Sudan suffered widespread flooding following heavy rainfall in August 2019. According to the International Charter (on) Space and Major Disasters, more than 190,000 people were affected. The 2019 image shows flooding in the states of White Nile and Blue Nile. Both images were taken with a combination of infrared and visible light, so they are presented in false colors. Water with a large amount of suspended sediment appears light blue; dark blue indicates less sediment. Vegetation is bright green. Read more at NASA’s Earth Observatory.

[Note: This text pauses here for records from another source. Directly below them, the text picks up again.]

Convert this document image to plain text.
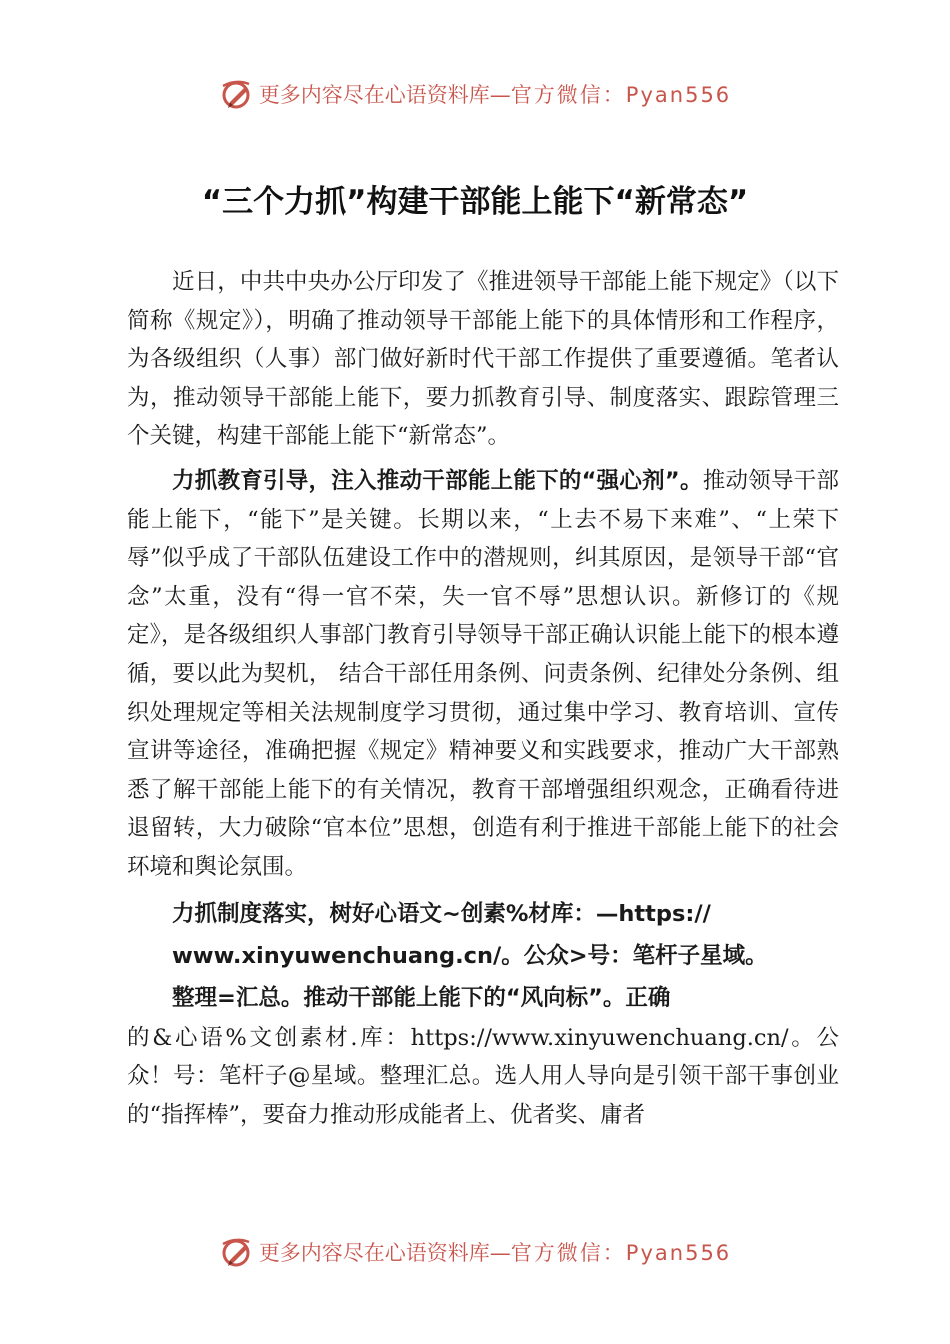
更多内容尽在心语资料库— 官方微信：Pyan556
“三个力抓”构建干部能上能下“新常态”

近日，中共中央办公厅印发了《推进领导干部能上能下规定》（以下简称《规定》），明确了推动领导干部能上能下的具体情形和工作程序，为各级组织（人事）部门做好新时代干部工作提供了重要遵循。笔者认为，推动领导干部能上能下，要力抓教育引导、制度落实、跟踪管理三个关键，构建干部能上能下“新常态”。

力抓教育引导，注入推动干部能上能下的“强心剂”。推动领导干部能上能下，“能下”是关键。长期以来，“上去不易下来难”、“上荣下辱”似乎成了干部队伍建设工作中的潜规则，纠其原因，是领导干部“官念”太重，没有“得一官不荣，失一官不辱”思想认识。新修订的《规定》，是各级组织人事部门教育引导领导干部正确认识能上能下的根本遵循，要以此为契机， 结合干部任用条例、问责条例、纪律处分条例、组织处理规定等相关法规制度学习贯彻，通过集中学习、教育培训、宣传宣讲等途径，准确把握《规定》精神要义和实践要求，推动广大干部熟悉了解干部能上能下的有关情况，教育干部增强组织观念，正确看待进退留转，大力破除“官本位”思想，创造有利于推进干部能上能下的社会环境和舆论氛围。

力抓制度落实，树好心语文~创素%材库：—https://
www.xinyuwenchuang.cn/。公众>号：笔杆子星域。
整理=汇总。推动干部能上能下的“风向标”。正确
的&心语%文创素材.库：https://www.xinyuwenchuang.cn/。公众！号：笔杆子@星域。整理汇总。选人用人导向是引领干部干事创业的“指挥棒”，要奋力推动形成能者上、优者奖、庸者
更多内容尽在心语资料库— 官方微信：Pyan556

Remote sensing for Sustainable Development

The Omo Delta, at the north end of Lake Turkana, a lake now located mainly in Kenya. In 1973, the delta was contained entirely within the boundaries of Ethiopia. By 2005-2006, the southernmost point of the delta had moved roughly 12 kilometers (7 miles) to the south, and had crossed the Ethiopia-Kenya border. Reduced lake levels — from less rain, more diverted upstream water, and increased evaporation due to higher temperatures — are believed to be the primary cause, with an increase in sediment from agricultural activities also contributing. The expanded delta has provided new land for 20,000 Dassanech people, the area’s traditional inhabitants. But severe flooding in 2006 killed 100 of them and destroyed houses, crops and infrastructure.